Tarik napas. Buang napas.

Dalam setiap tulisan yang saya unggah, saya berusaha untuk tidak kedengaran mengeluh, meskipun dari komentar lisan yang dilontarkan oleh seorang teman yang membaca blog saya (baca doang, kolom komentar ditinggalin) adalah saya sering sekali mengeluh.

Jadi baiklah, kali ini dan selanjutnya saya akan berusaha untuk tidak mengeluh.

Tak terasa, penghujung tahun 2015 sudah dekat. Saya yakin, bukan cuma saya yang tiba-tiba sadar dengan hal ini, kalianpun pasti menyadari hal ini. Beberapa mungkin mulai meninjau ulang, sudah berapa poin dari resolusi tahun 2015 yang bisa diekslusikan karena sudah dieksekusi. Beberapa mungkin berkilah, “Saya bukan tipe orang yang suka membuat resolusi setiap memulai sesuatu, Helena. Bagi saya, just do it.”

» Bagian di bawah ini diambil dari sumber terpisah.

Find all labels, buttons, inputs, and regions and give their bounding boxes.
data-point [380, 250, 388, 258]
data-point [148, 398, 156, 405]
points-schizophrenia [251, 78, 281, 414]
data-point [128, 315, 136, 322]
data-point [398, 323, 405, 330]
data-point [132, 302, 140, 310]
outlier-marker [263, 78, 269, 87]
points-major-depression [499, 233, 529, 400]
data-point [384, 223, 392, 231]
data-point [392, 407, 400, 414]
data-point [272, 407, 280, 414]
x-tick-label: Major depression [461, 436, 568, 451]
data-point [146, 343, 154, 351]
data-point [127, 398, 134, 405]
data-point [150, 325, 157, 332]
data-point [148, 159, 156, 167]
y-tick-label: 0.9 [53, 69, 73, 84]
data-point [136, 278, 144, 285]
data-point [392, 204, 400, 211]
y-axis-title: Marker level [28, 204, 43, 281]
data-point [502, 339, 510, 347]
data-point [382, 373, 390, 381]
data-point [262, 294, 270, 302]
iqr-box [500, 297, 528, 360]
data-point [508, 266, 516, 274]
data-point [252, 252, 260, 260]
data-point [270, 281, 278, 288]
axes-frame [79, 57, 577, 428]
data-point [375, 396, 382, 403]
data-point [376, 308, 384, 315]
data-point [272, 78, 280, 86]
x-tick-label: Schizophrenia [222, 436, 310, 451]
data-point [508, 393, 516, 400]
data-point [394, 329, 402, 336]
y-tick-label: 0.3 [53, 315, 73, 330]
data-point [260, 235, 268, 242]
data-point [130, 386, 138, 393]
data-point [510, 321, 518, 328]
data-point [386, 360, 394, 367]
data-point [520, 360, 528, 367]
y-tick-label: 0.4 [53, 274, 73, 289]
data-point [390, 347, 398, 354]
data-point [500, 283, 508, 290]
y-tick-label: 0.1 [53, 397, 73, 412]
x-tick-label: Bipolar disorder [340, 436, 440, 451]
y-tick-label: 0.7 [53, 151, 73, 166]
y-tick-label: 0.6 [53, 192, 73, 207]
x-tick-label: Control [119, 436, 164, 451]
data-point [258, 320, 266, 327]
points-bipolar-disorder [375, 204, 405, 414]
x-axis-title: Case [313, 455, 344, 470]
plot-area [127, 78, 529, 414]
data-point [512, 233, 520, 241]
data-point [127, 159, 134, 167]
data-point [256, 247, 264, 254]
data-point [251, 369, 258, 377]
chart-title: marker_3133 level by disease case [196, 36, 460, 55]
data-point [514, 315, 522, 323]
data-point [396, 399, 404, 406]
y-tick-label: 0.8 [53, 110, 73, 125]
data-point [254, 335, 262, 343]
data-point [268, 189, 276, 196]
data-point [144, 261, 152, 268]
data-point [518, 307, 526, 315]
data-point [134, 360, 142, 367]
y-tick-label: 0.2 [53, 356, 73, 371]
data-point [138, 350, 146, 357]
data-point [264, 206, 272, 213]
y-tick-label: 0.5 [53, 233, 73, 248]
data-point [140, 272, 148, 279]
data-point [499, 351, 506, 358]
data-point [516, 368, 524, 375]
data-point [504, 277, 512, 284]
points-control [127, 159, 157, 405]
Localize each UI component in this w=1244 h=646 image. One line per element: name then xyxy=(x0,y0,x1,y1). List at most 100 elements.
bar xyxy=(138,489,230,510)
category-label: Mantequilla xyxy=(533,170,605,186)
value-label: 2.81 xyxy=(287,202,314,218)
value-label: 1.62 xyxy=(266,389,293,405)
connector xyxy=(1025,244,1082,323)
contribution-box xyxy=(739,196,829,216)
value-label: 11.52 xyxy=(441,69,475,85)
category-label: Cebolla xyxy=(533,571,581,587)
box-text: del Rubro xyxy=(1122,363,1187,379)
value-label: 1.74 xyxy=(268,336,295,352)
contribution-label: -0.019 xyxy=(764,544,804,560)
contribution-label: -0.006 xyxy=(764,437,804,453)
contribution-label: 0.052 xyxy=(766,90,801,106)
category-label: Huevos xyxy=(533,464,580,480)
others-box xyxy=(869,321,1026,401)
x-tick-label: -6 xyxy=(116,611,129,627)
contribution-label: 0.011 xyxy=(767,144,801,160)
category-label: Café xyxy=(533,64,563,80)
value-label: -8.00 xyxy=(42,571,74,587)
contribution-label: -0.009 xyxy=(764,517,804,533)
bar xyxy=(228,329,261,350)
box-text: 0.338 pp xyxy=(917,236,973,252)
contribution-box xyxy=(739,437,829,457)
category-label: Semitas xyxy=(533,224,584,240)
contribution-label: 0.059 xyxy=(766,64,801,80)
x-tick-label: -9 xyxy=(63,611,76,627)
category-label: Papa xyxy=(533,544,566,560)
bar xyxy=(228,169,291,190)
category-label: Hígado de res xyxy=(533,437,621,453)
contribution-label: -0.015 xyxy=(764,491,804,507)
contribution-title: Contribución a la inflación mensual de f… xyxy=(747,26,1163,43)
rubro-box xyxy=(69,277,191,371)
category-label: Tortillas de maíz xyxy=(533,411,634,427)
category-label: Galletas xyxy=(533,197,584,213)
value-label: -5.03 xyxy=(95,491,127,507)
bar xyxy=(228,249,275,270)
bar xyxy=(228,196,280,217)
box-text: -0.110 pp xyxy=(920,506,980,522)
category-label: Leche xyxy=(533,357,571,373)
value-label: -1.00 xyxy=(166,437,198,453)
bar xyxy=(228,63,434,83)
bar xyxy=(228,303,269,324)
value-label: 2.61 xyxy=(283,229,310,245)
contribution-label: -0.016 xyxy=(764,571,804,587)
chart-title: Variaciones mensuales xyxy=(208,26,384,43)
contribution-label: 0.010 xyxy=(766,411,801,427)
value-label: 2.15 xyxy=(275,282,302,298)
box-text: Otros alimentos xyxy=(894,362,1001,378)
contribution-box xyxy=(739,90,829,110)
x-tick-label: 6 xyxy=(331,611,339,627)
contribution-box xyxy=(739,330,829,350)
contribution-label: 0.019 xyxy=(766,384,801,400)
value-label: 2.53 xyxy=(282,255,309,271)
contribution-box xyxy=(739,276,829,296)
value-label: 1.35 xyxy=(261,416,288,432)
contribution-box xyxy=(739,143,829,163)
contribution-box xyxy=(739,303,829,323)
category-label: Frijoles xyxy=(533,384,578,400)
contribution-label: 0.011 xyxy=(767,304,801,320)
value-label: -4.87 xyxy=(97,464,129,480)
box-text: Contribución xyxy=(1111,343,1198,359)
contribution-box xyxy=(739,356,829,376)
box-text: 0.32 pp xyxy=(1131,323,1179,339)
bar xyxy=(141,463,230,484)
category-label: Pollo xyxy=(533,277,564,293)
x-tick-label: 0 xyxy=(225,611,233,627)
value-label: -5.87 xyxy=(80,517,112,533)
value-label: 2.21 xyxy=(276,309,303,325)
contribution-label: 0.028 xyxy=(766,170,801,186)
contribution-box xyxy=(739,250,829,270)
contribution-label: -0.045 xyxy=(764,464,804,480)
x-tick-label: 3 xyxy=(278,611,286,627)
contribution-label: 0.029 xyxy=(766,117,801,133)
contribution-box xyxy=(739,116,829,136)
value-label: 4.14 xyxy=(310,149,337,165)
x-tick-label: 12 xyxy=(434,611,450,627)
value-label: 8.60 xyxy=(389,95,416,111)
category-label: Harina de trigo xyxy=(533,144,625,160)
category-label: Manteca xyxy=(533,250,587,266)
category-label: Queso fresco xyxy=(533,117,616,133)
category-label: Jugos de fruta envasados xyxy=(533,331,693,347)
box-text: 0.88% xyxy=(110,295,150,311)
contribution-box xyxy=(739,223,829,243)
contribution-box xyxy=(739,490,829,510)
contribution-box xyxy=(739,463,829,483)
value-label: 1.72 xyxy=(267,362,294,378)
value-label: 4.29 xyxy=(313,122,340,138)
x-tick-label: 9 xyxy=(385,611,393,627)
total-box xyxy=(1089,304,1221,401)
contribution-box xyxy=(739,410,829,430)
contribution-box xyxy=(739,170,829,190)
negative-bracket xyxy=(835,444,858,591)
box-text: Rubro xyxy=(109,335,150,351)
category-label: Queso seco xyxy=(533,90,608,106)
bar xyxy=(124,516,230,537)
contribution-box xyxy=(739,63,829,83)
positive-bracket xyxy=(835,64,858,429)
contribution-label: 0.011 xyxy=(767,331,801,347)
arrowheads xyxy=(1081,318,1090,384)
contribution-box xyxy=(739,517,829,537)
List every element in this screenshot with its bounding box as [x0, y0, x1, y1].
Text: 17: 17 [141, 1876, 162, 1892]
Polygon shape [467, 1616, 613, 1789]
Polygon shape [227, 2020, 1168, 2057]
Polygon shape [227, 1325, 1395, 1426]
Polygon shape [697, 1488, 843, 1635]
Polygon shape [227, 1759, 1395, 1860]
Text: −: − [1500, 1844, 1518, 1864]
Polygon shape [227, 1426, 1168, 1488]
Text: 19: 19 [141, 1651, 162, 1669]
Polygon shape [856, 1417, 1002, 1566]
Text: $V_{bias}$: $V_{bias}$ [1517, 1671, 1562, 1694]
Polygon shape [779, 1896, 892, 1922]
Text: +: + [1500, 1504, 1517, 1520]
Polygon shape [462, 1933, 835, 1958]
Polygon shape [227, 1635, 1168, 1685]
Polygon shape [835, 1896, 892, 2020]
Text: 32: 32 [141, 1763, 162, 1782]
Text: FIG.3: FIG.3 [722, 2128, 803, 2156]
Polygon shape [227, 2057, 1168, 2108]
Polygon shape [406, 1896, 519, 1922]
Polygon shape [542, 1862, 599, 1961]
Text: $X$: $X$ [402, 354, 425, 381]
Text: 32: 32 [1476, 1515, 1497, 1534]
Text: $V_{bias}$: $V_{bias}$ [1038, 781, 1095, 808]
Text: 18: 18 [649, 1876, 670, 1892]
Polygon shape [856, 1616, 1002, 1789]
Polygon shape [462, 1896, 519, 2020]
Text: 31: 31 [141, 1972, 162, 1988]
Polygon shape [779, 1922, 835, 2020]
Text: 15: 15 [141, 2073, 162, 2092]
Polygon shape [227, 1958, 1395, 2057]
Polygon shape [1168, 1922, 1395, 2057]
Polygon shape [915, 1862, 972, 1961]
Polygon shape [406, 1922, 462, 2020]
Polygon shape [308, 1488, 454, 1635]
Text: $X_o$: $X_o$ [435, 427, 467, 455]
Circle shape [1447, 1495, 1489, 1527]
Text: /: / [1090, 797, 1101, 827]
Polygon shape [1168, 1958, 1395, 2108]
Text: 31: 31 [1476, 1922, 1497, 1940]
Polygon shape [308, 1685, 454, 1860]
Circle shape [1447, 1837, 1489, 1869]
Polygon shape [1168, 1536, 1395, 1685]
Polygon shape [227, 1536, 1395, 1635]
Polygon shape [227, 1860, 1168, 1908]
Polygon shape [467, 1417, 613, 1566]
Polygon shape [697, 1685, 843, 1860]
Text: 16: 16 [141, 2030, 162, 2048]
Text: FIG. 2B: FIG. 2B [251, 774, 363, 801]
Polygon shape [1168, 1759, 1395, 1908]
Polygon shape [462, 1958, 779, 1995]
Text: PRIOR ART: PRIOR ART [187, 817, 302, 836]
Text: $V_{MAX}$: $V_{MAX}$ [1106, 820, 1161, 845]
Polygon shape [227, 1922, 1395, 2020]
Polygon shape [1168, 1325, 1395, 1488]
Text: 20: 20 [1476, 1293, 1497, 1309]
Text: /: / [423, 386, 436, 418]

Terlepas dari kelompok manapun Kamu, saya mau sedikit berbagi tentang perasaan saya di (hampir) penghujung tahun 2015 ini. Alih-alih mencoret beberapa poin resolusi, saya mau mengajak Kamu untuk melihat lebih jauh.

Tahun 2015 adalah tahun pijakan untuk saya. Saya akhirnya mengalami transisi ke jenjang yang lebih tinggi. Akhirnya, setelah tiga setengah tahun menjadi mahasiswa saya diberi tambahan gelar sarjana. Meskipun demikian, guru-guru saya kembali mengingatkan bahwa jalan yang saya dan teman-teman tempuh tidak mengenal kata tamat atau berhenti layaknya sinetron Cinta Fitri. Kami diberi tahu untuk tetap belajar sepanjang hayat, karena itulah esensi dari panggilan hidup kami. Lifelong learning.

Maka mulailah saya dan teman-teman mengarungi tahun klinis. Awalnya terasa indah, pakai jas putih, stetoskop menggelayut dengan manis di atas jas dokter. Hari-hari pertama masih begitu semangat. Bertemu pasien di lift juga tanpa segan, obral senyum. Untuk yang satu ini, saya masih pertahankan sampai detik ini. Jadi kalau nanti sakit, berobat ke dokter Helena saja ya, hehe..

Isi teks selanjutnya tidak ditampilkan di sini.